La «révolution islandaise», mythe ou réalité?

Il arrive dans certains milieux que l’on nous parle d’une «révolution» qui se serait produite il y a environ trois ans en Islande. Le journal Partisan s’excuse de ne pas en avoir parlé plus tôt et d’être passé à côté de ce grand événement. À notre décharge, nous ne sommes pas les seuls – il appert en effet que les Islandaises et Islandais eux-mêmes ne se sont toujours pas aperçu qu’une révolution a eu lieu dans leur propre pays… Alors qu’en est-il donc?

Le bruit court qu’à la suite d’immenses manifestations, les banques islandaises auraient été nationalisées et le gouvernement forcé de démissionner. On entend encore qu’un conseil aurait été élu afin de réécrire la constitution et que l’Islande aurait annoncé à ses créanciers son refus définitif d’honorer la totalité de ses dettes antérieures.

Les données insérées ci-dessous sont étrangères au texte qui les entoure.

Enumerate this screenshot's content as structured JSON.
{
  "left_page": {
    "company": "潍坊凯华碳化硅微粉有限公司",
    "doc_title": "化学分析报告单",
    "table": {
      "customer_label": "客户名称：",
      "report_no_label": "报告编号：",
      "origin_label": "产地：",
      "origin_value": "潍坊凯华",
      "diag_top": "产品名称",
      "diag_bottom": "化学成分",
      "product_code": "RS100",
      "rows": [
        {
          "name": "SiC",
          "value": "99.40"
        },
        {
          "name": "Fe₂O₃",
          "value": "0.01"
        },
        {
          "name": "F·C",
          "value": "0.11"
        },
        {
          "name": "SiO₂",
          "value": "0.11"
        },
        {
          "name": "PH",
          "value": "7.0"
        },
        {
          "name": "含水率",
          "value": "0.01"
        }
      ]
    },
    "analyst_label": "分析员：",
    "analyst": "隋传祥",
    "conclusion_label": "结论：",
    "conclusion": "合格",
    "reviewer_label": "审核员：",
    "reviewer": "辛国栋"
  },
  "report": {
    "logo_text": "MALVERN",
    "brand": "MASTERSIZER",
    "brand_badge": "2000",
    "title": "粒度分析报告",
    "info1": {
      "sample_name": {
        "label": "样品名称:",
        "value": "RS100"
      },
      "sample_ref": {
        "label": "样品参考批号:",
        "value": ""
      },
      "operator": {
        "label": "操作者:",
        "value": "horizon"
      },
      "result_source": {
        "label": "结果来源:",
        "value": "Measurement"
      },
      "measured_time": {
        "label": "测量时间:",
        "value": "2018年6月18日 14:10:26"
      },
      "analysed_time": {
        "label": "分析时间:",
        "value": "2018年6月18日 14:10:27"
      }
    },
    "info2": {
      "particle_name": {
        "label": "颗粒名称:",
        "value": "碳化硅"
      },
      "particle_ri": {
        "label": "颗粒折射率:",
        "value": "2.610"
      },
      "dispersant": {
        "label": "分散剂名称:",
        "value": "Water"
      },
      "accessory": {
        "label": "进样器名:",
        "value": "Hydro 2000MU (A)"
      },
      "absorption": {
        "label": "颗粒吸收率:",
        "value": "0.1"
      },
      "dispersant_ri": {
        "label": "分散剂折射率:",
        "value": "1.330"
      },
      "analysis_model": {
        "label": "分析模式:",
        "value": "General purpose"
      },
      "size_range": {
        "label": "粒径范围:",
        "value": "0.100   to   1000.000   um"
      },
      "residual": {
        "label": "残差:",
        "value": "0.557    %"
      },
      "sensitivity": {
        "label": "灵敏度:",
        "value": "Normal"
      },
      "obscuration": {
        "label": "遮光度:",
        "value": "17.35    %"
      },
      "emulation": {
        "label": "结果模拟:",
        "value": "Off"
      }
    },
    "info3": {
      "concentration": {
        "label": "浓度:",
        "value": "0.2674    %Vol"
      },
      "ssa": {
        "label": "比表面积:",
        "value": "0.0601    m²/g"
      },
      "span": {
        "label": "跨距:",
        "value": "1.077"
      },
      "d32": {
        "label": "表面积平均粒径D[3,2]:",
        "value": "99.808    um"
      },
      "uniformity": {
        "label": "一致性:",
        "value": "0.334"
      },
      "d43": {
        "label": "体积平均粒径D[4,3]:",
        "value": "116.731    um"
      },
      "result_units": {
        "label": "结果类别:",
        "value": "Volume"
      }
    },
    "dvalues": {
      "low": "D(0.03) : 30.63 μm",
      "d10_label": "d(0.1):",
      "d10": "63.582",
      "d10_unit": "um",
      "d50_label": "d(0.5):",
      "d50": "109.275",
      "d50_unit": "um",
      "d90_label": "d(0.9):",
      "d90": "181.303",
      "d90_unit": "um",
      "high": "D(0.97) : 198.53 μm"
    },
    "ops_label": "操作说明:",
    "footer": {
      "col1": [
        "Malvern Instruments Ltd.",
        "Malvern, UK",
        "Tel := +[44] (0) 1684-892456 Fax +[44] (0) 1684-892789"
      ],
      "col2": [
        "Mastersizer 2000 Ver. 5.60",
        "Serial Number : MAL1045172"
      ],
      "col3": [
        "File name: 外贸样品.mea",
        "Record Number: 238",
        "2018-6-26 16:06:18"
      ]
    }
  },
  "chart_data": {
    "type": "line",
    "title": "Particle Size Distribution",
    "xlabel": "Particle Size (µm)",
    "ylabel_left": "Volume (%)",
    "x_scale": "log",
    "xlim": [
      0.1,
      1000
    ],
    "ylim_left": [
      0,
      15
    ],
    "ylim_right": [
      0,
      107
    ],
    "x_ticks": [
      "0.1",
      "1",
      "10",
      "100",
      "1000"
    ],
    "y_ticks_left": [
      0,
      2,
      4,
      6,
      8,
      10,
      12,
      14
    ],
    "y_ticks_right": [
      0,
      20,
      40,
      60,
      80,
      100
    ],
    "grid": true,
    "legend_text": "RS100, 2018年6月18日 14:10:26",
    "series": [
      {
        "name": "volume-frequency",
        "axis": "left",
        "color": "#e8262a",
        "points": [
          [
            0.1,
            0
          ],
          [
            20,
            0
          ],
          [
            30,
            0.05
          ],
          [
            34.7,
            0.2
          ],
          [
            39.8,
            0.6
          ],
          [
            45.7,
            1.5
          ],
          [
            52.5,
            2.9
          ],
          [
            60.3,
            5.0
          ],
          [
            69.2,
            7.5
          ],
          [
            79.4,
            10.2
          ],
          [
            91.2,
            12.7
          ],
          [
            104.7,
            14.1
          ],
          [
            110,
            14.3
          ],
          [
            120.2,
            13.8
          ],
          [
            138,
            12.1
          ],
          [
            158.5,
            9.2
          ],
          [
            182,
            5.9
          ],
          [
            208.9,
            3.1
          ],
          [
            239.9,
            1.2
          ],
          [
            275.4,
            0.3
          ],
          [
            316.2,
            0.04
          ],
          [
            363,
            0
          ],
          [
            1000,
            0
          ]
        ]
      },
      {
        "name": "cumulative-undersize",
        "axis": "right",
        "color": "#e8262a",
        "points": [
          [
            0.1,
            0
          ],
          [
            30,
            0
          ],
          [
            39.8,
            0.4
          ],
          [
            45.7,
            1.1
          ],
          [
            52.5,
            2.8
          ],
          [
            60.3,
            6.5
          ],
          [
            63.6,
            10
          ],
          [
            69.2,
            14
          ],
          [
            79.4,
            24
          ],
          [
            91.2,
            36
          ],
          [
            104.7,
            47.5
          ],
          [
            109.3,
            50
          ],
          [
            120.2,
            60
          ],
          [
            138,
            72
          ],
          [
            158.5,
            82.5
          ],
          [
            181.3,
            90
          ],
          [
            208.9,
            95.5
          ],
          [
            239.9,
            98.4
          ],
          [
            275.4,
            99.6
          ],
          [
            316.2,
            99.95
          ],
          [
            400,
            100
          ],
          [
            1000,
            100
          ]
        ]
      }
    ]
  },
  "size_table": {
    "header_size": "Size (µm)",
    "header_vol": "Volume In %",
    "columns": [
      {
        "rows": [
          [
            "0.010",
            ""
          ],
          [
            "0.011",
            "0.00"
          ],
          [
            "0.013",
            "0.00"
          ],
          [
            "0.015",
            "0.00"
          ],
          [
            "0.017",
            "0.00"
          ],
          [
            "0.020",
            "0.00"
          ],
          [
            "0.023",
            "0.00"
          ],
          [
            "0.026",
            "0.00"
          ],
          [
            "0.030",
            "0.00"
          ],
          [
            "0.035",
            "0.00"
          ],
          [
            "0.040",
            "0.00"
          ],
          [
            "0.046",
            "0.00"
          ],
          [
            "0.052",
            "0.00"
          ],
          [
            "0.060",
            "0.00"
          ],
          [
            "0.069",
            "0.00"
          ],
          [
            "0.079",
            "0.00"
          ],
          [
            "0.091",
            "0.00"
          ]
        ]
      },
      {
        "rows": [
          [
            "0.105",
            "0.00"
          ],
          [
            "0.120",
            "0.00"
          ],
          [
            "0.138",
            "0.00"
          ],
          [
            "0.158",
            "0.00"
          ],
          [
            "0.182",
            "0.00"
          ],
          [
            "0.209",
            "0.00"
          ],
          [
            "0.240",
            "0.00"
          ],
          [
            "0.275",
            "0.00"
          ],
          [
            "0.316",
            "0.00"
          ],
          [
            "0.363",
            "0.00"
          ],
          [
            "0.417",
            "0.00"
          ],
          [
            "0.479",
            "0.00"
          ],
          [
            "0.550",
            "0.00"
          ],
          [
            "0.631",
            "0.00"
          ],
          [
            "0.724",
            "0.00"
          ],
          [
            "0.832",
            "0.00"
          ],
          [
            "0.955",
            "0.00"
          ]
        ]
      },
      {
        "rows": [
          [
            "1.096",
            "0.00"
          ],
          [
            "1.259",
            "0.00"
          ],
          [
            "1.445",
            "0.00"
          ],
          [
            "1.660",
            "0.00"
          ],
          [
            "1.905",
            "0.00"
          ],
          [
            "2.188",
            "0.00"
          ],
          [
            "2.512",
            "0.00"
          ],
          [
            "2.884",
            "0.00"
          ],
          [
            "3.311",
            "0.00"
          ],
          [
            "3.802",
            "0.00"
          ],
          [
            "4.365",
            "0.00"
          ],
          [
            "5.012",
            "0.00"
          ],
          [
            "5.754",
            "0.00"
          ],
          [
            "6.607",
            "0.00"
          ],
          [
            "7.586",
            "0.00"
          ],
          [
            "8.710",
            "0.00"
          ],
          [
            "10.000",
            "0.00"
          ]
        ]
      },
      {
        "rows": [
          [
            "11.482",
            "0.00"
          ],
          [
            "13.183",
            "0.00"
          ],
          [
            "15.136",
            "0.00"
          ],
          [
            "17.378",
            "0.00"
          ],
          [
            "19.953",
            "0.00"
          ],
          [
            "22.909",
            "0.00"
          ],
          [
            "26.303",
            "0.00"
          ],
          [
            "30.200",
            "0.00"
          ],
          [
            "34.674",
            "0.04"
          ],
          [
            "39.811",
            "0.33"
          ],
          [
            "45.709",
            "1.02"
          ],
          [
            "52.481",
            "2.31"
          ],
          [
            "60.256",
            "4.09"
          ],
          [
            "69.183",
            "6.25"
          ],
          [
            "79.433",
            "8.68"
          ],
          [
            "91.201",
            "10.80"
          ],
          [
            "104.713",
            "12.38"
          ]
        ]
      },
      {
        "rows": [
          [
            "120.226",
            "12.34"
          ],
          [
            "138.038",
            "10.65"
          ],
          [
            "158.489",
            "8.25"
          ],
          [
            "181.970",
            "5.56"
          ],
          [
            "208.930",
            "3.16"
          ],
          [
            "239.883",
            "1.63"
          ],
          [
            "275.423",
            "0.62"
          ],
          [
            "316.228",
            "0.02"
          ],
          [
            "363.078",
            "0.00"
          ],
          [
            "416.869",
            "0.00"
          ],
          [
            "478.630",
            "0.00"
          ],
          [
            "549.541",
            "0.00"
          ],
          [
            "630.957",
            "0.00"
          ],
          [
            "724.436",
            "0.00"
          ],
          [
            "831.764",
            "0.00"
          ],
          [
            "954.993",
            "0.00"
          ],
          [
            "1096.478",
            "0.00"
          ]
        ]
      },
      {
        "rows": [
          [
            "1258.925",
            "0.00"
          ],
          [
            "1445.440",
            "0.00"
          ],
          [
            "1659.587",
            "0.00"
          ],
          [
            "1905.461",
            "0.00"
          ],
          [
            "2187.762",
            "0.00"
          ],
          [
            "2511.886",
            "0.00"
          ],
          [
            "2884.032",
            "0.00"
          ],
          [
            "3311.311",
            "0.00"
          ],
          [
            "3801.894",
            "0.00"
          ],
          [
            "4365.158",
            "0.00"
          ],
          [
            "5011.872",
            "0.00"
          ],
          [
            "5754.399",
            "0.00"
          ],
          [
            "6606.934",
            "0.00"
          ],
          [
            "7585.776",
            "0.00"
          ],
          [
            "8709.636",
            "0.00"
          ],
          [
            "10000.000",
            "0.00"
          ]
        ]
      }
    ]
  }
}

Quand bien même on accepterait d’appeler cela une «révolution», encore faudrait-il que l’affirmation concorde un tant soit peu avec la réalité. De manifestations massives, il semble qu’il n’y ait eu que le rassemblement, à son plus fort, de plus ou moins 6 000 personnes, soit 2 % de la population. Et que seulement 36 % de la population a participé à l’élection du fameux conseil qui doit réécrire la constitution – élection qui a par ailleurs été déclarée invalide par les tribunaux, qui ont suspendu le processus jusqu’à nouvel ordre.

Enfin, bien que l’Islande ait en effet renégocié les termes du remboursement de sa dette à la suite d’un référendum (faisant passer le taux d’intérêt de 5 % à 3 %), ce remboursement n’en a pas moins été ratifié par le parlement nouvellement élu. Nationalisées, les banques l’ont été au moment où elles étaient menacées de faillite; depuis, elles ont été reprivatisées, dettes en moins. De cette «révolution», il ne reste donc que l’élection d’une coalition d’écologistes et de socio-démocrates à la tête du pays.

Dans un pays dont la population compte pour un peu plus de la moitié de celle de la seule ville de Québec, la «révolution islandaise» est présentée par certains comme un modèle sur lequel la Grèce, l’Espagne, l’Égypte, voire le Québec et le Canada devraient ou auraient dû prendre exemple. À trop rêver, certains ont fini par prendre leurs rêves pour la réalité…

Ce qui s’est passé en Islande nous montre au contraire qu’un vague consensus spontané, même s’il est plein de bonne volonté, ne peut conduire au renversement du système bourgeois. Ceux et celles qui ne jurent que par le «modèle islandais» feraient mieux de sortir de ce «monde caché des Elfes» et de reconnaître que les révolutions sans révolution, ça n’existe tout simplement pas.